1. Ill-conceived Bill

Ill-conceived Bill

The proposed law could prove a hurdle for surrogacy

By: | Published: August 29, 2016 6:24 AM
 To be sure, legal opinion on surrogacy created a regulatory greyzone—the Supreme Court held commercial surrogacy legal in 2002 while a Law Commission report called for banning it—that helped it go from being a rarely-used assisted reproductive technology (ART) to an womb-rental industry. (Representative Image: Reuters) To be sure, legal opinion on surrogacy created a regulatory greyzone—the Supreme Court held commercial surrogacy legal in 2002 while a Law Commission report called for banning it—that helped it go from being a rarely-used assisted reproductive technology (ART) to an womb-rental industry. (Representative Image: Reuters)

Given how a legally and ethically fraught matter such as surrogacy has been left unregulated so far, it would seem that the government has done well to bring the Surrogacy (Regulation) Bill, 2016.

But it isn’t so. To be sure, legal opinion on surrogacy created a regulatory greyzone—the Supreme Court held commercial surrogacy legal in 2002 while a Law Commission report called for banning it—that helped it go from being a rarely-used assisted reproductive technology (ART) to an womb-rental industry.

In a ‘baby-farms’ scenario, women from impoverished families put their health at a risk, carrying foetuses to term more frequently than what is medically advisable while fertility/ART clinics made money off the vulnerability of both the surrogates and the commissioning parents. Certain cases also posed puzzling legal dilemmas—whose legal ward was the baby if the commissioning parents abandoned it, what if there were multiple births but the commissioning parents wanted only one child, etc.

The government, meanwhile, had promulgated the National Guidelines for Accreditation, Supervision and Regulation of ART Clinics in 2005—amended in 2008, 2010 and 2013—but this wasn’t legally binding.

However, the new Bill throws the baby out with the bathwater. It proposes a complete ban on commercial surrogacy.

The state, which should safeguard the surrogate’s agency and help her benefit from it equitably, is banning her from applying it altogether. Allowing only altruistic surgery also limits the options available to nearly 20 million married, heterosexual Indian couples—after all, not all of these couples may be able to find a volunteer. A ban only means that commercial commissions will be falsely reported as altruistic.

Instead, provisions like a cap on the number of times a woman can be a surrogate mother, a minimum spacing between successive commissions she accepts, etc., would have served the purpose better.

Given anonymity and distance (from the child) of the surrogate are conducive to avoiding parenthood claims, it is also odd that the Bill limits the choice of the surrogate to close relatives. Also puzzling is the proposal that records of each surrogacy should be maintained for 25 years.

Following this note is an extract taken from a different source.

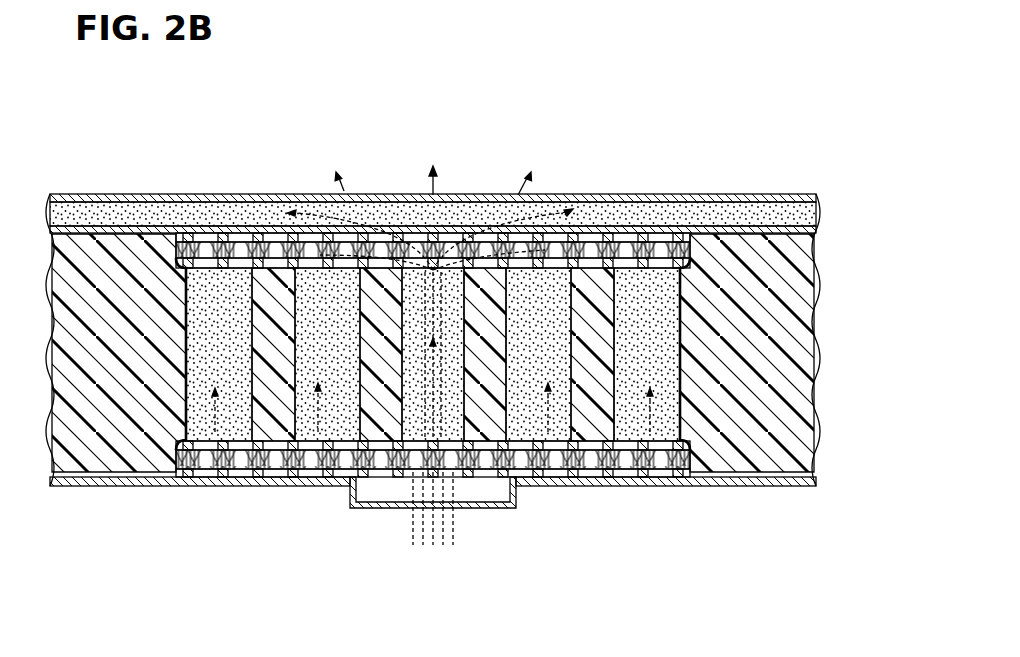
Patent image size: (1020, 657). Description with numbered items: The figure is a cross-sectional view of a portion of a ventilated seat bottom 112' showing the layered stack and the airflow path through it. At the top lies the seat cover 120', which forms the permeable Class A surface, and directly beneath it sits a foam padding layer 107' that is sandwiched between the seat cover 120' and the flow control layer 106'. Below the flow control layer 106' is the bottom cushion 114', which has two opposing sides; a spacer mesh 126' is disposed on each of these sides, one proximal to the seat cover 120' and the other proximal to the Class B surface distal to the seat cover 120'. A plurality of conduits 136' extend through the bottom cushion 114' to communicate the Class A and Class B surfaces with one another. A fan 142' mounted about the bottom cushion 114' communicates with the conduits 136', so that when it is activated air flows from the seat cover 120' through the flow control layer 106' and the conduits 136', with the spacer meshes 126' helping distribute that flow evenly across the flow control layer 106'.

While it may help a child get to know her surrogate mother if she wishes so as an adult, it sure does set the stage for potential legal disputes.

The proposal to ban foreigners, LGBTQI individuals, live-in couples, and single persons from commissioning a surrogacy—pleading that the ‘country’s values have to be kept in mind’—institutionalises discrimination.

The Bill, however, gets it right in banning abandonment of the child by the commissioning parents and prescribing strict punitive measures for this. Also, the proposal that all fertility/ART clinics must be registered with the government means that some sort of monitoring would also be possible.

But, largely, the Bill seems more a hurdle for surrogacy in India, commercial or otherwise, than a law to regulate it.